Jamais je ne me suis autant gratté la tête pour savoir comment j’allais démarrer un billet. Celui-ci concerne Lionel Messi, le footballeur, au cas où vous ne le sauriez pas. Non pas que je n’en ai aucune idée, au contraire, j’en ai trop. Vais-je attaquer par le gamin de Rosario, ce bled argentin qui a vu pas mal de stars du ballon rond y naître, par ses statistiques footballistiques stratosphériques, par le business et les centaines de millions d’euros qu’il a coûté au Barça en salaires et primes diverses et variées depuis quelques années et les centaines d’autres qu’il a rapporté au club, par l’homme simple ou le phénomène planétaire qu’il est, les deux à la fois, on n’est pas à un paradoxe près, par ses problèmes avec le fisc espagnol. Je pourrais attaquer par Jorge, son père et agent, ancien ouvrier de la métallurgie qui prenait sa 504 Peugeot pour emmener son fils, souvent en retard, aux matchs du week-end ou par Dani, son garde du corps des années 2000 à qui l’on attribut près de cinq cents braquages de banques. Ou encore par l’aspect politique du personnage ou plutôt de ce qu’il représente car son arrivée au PSG ne laisse personne indifférent, à droite comme à gauche. A droite, on se félicite sur ce coup de projecteur sur le championnat français en oubliant un petit détail, c’est que ne ce sont pas les Français qui paient Messi, mais les Qataris pour que tout le monde connaisse et si possible aime ce petit bout de terre du golfe persique. Personne à droite ne semble être gêné par l’aberration écologique que représente le mondial dans ce pays ni par les conditions d’exploitation des ouvriers qui construisent les stades. A droite, business is business. A gauche, on est plus gêné, surtout quand on aime le foot. D’un côté, il faut condamner cette montagne de fric sans scrupule qu’est devenu le football moderne, de l’autre on est tout de même content qu’un joueur de cette envergure atterrisse à Paris. Dilemme compliqué à résoudre. Problème que ne se posent pas les écolos, pour qui Messi est le symbole de la globalisation et de l’hyper consommation, deux maux qui nous emmènent tous autant que nous sommes vers le désastre.

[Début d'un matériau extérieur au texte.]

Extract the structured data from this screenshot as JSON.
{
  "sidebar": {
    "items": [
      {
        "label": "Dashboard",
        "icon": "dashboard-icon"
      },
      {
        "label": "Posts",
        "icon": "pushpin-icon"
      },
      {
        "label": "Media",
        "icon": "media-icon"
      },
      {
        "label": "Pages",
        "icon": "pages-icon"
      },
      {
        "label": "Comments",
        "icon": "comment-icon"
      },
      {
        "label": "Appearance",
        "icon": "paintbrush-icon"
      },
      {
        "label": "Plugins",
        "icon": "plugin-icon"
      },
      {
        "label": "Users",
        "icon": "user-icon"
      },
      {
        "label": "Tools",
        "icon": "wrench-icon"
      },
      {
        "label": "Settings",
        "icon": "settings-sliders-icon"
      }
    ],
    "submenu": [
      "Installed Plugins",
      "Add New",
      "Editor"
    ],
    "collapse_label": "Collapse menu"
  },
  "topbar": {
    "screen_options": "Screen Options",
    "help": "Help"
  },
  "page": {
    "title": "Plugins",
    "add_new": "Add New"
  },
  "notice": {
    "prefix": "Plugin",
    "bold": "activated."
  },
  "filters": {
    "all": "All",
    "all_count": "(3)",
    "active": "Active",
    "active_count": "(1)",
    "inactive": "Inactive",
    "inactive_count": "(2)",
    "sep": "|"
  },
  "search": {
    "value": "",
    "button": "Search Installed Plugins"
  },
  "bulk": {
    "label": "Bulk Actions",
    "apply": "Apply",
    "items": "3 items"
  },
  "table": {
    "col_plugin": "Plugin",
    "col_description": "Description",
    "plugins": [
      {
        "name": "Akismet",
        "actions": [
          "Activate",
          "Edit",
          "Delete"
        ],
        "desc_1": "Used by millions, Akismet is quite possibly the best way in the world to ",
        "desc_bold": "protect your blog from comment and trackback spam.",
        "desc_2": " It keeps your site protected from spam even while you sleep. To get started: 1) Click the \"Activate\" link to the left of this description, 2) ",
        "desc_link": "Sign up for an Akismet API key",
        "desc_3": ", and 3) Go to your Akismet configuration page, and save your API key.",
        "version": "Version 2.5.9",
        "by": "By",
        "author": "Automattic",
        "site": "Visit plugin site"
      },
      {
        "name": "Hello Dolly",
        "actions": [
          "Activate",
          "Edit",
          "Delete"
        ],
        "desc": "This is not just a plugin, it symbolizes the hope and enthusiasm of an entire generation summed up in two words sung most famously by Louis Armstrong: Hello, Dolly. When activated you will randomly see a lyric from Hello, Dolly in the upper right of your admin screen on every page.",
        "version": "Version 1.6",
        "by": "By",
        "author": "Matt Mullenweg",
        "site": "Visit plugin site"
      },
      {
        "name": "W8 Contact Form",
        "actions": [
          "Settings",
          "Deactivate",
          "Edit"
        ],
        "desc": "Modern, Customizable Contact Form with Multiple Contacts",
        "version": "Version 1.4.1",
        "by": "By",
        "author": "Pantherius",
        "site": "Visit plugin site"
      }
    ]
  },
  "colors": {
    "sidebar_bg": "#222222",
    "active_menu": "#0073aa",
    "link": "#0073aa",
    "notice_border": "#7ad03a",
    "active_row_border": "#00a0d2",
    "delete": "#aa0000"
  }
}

Voilà, je n’ai que l’embarras du choix, un vrai embarras toutefois. Je voudrais un angle original, quelque chose qui n’a pas encore été dit sur Messi alors que je sais bien que c’est impossible car tout a été dit et écrit.

Et puis, en fouillant dans le numéro de septembre de So foot (1), un numéro entièrement consacré à La Pulga, la puce, j’ai trouvé mon sujet. Il se nomme Leandro Depetris, mon sujet. Vous ne le connaissez pas et c’est normal car ce jeune homme, contrairement à son copain Lionel, de Rosario lui aussi – je pense qu’ils n’ont en réalité jamais été copains mais bel et bien rivaux puisqu’ils n’ont qu’un an d’écart et on grandi dans le même quartier, le même pays, la même ferveur sud-américaine du foutchball – n’a pas eu la vie qu’il aurait pu ou dû avoir. Leandro était également une des pépites argentines quand il n’avait que dix ou onze ans, une future star promise aux plus grands clubs de la planète football. Il dit même qu’il surclassait Messi à cette époque, quel fanfaron ! J’aime cette histoire car elle illustre parfaitement à quel point la vie se joue à un tout petit rien, ou un tout petit tout, en fait un ensemble de petits riens qui font toute la différence : le bon entourage, parents, frères, soeurs, cousins, le bon club, la prudence et la modestie nécessaires à celui qui débute, quel que soit son talent. Car le chemin vers le succès est long et semé d’embuches.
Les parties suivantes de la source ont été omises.